What’s this? Yet another streaming payments system?
Yes, but we swear there’s a good reason we built and open sourced a new one!
When building cHaOSneT we realized that we had a decision to make: did we want to go the Web 2.0 way and use traditional login and payment processing, or did we want to go full Crypto-native and try to build something new?
Of course, we decided to do the latter, but this meant researching Crypto-native login and payment solutions. Login was easy, we used Sign-in with Ethereum, but in researching streaming payments platforms we had some problems. All the options we researched either didn’t have the right UX for this use case, were upgradeable (which is poor for automated services as it could cause an outage… among other things), or were otherwise not making updates to the protocol anymore. So… we needed to build our own!
ApePay is designed from the ground up for the needs of automated service provisioning performed off-chain, such as the types of services we are building at ApeWorX for our users. We needed a minimal payment protocol that was flexible enough to meet our needs, and yet safe for users by allowing them to withdraw at any time to stop using our services. An upgradeable protocol was immediately off-limits. Maybe it would have been useful but it’s just not safe, and we also wanted to open source this protocol, so allowing what might seem like a minor upgrade to the contracts could risk completely wrecking our infrastructure. Immutable protocols are the way to go for robust, scalable infrastructure since their behaviors won’t change on a whim.
That’s great, but here are some of the actual benefits of ApePay’s architecture:
It’s extremely scalable!
it unlocks smart contract workflows for users
It can be re-purposed for multiple different products
We also added support for Permit2, and wrote it in gas-efficient Vyper v0.3.9!
But let’s dive a little deeper…
Since ApePay is a decentralized application, and not just another centralized payment service, downtime is effectively eliminated. We don’t have to host servers, or make relationships with credit card companies in 195 different global jurisdictions. Everything is just crypto, streamed at a defined rate, until it either runs out or is canceled by the stream creator (or us).
Reliability makes it possible for us to build our product infrastructure around this protocol, and that’s exactly what we’re doing by leveraging the upcoming Silverback platform for managing the off-chain integrations behind each of our products. When you open an ApePay stream, our infrastructure will automatically detect this action, and then parse the stream to provide the services you paid for, as transparently and quickly as possible.
What about spam? Chargebacks? Compliance?
Since each ApePay StreamManager contract is its own self-sovereign hub, the owner has complete control over how they handle streams and under what conditions users are allowed to set them up in the first place.
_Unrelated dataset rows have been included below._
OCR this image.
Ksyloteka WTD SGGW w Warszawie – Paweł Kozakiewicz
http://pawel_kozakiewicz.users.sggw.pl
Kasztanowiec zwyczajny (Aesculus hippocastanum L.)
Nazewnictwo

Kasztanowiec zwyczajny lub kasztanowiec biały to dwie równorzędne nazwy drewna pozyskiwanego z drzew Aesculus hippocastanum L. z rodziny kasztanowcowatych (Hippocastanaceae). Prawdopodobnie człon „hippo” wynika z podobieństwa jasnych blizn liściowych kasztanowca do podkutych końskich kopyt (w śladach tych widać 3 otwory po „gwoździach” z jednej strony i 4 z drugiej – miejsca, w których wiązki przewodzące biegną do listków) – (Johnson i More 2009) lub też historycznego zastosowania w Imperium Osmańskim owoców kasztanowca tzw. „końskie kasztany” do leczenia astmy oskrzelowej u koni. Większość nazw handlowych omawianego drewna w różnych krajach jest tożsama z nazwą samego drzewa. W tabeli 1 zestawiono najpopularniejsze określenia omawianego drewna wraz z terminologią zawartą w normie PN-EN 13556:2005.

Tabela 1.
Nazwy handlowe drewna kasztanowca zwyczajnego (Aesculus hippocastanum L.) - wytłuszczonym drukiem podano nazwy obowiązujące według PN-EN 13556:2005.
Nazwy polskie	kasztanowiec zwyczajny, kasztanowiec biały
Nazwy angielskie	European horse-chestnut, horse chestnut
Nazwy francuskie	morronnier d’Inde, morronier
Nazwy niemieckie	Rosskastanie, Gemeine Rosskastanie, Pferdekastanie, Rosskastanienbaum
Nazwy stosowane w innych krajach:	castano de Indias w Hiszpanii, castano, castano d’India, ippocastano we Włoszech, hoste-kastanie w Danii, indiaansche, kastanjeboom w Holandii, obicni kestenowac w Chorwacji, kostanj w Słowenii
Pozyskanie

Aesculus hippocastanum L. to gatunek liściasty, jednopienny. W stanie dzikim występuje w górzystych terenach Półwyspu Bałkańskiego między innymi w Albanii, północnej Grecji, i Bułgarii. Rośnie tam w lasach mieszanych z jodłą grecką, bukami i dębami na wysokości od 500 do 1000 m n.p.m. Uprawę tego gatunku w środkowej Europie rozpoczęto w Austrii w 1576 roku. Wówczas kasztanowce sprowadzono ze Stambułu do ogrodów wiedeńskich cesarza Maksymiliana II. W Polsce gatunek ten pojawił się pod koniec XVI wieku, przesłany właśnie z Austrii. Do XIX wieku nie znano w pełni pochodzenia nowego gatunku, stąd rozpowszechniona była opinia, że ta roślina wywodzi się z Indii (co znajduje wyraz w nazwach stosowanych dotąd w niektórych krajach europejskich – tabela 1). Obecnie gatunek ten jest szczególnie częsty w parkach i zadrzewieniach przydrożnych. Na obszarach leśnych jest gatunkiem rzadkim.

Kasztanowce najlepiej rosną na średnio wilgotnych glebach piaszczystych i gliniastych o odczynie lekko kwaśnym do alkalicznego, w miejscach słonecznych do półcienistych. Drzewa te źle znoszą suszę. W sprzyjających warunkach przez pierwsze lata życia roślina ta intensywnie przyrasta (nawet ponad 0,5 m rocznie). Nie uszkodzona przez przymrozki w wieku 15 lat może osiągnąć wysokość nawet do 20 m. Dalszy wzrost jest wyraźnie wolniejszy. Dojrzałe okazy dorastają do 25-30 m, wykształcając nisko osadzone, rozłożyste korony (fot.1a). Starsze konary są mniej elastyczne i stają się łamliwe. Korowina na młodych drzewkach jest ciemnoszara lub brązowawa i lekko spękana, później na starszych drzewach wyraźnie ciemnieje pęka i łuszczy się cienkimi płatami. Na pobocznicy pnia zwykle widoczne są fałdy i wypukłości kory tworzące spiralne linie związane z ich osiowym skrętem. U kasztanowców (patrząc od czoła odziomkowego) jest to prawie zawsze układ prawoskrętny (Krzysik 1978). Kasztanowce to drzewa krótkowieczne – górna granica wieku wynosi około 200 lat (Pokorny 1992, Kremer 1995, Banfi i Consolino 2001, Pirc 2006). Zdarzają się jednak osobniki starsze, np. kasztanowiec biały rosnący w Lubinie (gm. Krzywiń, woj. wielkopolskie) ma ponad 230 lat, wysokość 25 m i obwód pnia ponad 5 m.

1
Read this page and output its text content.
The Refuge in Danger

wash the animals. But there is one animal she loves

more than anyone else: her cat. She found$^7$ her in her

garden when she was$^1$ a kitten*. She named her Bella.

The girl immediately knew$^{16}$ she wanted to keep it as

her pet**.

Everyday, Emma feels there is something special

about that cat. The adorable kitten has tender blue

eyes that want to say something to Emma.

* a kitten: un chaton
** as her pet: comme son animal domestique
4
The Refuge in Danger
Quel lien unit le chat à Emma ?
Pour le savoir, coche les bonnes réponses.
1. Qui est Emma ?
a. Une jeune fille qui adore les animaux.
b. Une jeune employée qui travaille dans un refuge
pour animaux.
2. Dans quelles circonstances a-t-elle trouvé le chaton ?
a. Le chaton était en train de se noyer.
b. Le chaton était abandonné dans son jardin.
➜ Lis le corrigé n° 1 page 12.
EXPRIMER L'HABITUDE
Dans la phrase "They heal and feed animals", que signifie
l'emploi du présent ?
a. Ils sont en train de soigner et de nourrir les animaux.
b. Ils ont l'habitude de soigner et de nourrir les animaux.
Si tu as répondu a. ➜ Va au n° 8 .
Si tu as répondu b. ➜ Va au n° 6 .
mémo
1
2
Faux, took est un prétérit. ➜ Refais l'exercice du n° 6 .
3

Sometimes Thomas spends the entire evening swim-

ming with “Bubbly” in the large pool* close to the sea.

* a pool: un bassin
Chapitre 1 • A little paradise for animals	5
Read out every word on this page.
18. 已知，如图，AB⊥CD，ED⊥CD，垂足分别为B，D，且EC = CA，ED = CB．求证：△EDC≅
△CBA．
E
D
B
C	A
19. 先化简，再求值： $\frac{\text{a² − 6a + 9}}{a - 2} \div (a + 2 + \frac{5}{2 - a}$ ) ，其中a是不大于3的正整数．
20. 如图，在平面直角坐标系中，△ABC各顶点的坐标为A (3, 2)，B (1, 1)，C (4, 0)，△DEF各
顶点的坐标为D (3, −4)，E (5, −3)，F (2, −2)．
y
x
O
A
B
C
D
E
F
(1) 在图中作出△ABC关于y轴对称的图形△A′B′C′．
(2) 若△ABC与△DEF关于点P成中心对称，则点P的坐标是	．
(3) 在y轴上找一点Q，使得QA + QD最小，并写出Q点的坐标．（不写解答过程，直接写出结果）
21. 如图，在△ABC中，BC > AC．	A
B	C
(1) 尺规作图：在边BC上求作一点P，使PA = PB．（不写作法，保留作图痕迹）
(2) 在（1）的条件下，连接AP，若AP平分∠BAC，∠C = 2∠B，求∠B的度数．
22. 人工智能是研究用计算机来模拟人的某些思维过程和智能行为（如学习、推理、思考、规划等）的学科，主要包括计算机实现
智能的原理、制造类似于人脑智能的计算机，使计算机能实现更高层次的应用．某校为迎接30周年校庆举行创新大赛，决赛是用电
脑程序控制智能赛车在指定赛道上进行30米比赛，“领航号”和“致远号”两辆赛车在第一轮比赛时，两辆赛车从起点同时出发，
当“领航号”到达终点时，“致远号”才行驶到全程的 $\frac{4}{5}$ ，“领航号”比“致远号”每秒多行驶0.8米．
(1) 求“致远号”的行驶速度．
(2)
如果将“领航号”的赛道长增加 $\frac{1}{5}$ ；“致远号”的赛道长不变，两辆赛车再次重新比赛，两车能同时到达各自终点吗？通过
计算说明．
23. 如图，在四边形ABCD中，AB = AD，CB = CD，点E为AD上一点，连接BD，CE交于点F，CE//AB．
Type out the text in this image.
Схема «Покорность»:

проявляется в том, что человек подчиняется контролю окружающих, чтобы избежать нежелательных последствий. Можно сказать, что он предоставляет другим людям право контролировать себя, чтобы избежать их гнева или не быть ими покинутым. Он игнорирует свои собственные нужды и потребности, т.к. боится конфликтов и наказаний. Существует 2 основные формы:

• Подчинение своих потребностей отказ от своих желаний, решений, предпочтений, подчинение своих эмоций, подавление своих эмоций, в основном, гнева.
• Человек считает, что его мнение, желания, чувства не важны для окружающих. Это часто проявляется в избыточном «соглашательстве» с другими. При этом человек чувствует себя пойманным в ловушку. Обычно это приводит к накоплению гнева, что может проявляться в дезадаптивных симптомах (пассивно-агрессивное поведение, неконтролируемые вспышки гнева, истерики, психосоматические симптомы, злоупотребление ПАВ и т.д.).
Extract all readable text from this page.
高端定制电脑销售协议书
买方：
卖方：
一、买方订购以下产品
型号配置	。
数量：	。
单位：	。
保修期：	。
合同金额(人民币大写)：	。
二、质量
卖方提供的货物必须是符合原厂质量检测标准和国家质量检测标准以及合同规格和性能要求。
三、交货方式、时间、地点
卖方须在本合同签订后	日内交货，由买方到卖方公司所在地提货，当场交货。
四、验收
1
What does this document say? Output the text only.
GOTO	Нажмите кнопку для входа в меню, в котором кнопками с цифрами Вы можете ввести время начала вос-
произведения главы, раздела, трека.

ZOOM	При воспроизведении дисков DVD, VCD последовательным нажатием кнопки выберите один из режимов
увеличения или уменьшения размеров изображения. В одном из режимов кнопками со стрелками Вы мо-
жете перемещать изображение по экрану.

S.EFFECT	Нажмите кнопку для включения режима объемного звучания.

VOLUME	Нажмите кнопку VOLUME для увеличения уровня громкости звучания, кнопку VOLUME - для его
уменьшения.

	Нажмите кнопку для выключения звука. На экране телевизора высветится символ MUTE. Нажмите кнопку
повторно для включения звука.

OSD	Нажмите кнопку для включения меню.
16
By using an optimistic architecture - basically that you trust the hub owner enough to open a stream with them - we can eliminate a lot of the complexity of negotiating on-chain when errors do happen. Made a payment by mistake? Close the stream (after a pre-defined warm-up period designed to protect against DDoS attacks against the infrastructure). The service was down? The owner can just credit you with more time than the stream specifies off-chain. Only want to allow certain users during a limited beta? Add validators contract to deny users who shouldn’t be allowed or don’t meet specific conditions.
All of these features are executed completely on-chain, and we can rely on this behavior to negotiate off-chain using the assumptions of the protocol. Very human, and easy to use!
This was a cool one for us to realize, imagine this: what if you allowed a service user to be a smart contract that pays for its own usage? For example, let’s say you are building an arbitrage bot that runs on the (upcoming) Silverback platform. You create a contract used to hold the assets at rest, and have that contract manage its own payment stream used to pay for running the bot directly from the profits! This is really cool because you don’t have to worry about setting up those recurring payments, or what happens if your payment processor goes down since it’s a decentralized application that’s always running the subscription as long as you want it to. What’s more, you can have the bot shut itself down if it’s no longer working profitably.
This is the future we’re asking for!
If we were gonna design our own payment protocol, we wanted to make sure it was flexible enough to support all our future products. Since ApePay is a very simple but very configurable system, we were confident that it can grow and scale to support whatever future products we (and the community!) might build with it. And by open sourcing it to our community, it’ll be interesting to see how others might evolve and adapt the rules of the protocol to create even more interesting use cases.
It’ll be especially interesting to see how ApePay will allow centrally viewing and managing payment streams across our product suite, and potentially from multiple service providers, all from a convenient dashboard (coming soon™)
ApePay is being open-sourced under this repository, and maintained by ApeWorX. We accept feedback, contributions, and feature requests, and will be integrating it with our cHaOSneT product shortly. For now, there is no public deployment, but will be coming shortly, and of course anyone can deploy their own for testing purposes.